Is this risk assessment required for internal / admin-only AI tools?

A lighter version, yes. Internal tools don't need the fairness or over-reliance sections to the same depth, but accuracy, privacy, and security risks apply equally — internal users can also be harmed by wrong AI output or a data breach. Use the full template for external user-facing features; use Sections 2.1, 2.3, and 2.4 for internal tools.

How is this different from the AI Feature Spec?

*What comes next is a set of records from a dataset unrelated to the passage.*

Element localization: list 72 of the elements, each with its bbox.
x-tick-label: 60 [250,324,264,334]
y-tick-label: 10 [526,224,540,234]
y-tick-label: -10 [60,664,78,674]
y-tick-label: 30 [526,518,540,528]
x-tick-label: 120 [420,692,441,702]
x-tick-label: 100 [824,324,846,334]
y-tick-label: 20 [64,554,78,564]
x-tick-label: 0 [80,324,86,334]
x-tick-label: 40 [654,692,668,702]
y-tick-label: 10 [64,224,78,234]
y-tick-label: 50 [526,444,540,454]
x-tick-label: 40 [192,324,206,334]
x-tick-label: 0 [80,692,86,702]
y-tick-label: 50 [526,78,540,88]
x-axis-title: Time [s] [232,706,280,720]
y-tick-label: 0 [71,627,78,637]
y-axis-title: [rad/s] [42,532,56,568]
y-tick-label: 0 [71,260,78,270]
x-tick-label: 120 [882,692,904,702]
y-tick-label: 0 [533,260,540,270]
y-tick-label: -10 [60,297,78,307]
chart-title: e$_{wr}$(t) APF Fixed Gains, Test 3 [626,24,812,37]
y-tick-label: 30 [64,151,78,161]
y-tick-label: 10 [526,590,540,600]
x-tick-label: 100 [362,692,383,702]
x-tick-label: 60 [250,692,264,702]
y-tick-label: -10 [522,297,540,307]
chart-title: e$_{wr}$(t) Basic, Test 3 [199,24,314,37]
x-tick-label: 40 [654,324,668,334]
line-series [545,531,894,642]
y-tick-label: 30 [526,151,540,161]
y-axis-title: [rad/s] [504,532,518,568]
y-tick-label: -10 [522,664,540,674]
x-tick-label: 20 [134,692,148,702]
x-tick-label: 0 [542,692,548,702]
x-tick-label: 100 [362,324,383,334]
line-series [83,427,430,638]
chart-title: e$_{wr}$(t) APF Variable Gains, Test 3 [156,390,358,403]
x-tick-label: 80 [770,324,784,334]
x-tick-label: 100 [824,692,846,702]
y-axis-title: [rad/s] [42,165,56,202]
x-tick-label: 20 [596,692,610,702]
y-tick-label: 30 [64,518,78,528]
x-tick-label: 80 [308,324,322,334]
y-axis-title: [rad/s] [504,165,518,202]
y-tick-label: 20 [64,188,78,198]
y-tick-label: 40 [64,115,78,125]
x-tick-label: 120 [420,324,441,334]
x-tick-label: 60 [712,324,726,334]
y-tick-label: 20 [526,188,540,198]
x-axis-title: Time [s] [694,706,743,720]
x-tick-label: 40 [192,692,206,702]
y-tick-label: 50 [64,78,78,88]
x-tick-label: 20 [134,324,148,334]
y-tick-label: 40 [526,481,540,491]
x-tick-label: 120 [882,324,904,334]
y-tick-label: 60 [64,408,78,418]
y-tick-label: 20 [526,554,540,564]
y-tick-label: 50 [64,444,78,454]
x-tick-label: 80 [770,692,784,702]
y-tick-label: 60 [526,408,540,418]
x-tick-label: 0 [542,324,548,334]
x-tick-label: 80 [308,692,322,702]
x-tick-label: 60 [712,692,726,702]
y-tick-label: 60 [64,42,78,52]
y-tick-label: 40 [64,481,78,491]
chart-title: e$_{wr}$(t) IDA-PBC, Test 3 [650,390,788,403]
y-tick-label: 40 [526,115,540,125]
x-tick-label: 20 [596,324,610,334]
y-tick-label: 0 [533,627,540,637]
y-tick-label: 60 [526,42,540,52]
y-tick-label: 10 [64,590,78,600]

The AI Feature Spec defines what you're building and how (model choice, thresholds, fallback). The AI Product Risk Assessment evaluates what could go wrong across the full risk surface. Both are needed: one defines the design, the other stress-tests it. Complete the Feature Spec first, then use it as input to the Risk Assessment.

What risk score threshold should trigger a no-ship decision?

A score of 20+ (e.g. Likelihood 4 × Impact 5) should require a concrete mitigation before shipping. A score of 25 (5×5) with no viable mitigation is a no-ship condition. These thresholds should be calibrated to your product's domain — a 20 in a children's education app requires more scrutiny than a 20 in a developer tool.

Who should own this document?

PM owns the document and is responsible for completing it before the feature ships. Legal/privacy and security sign off on their sections. Engineering lead reviews the technical risk mitigations. This is a PM accountability document — not a task that can be delegated to engineering or legal.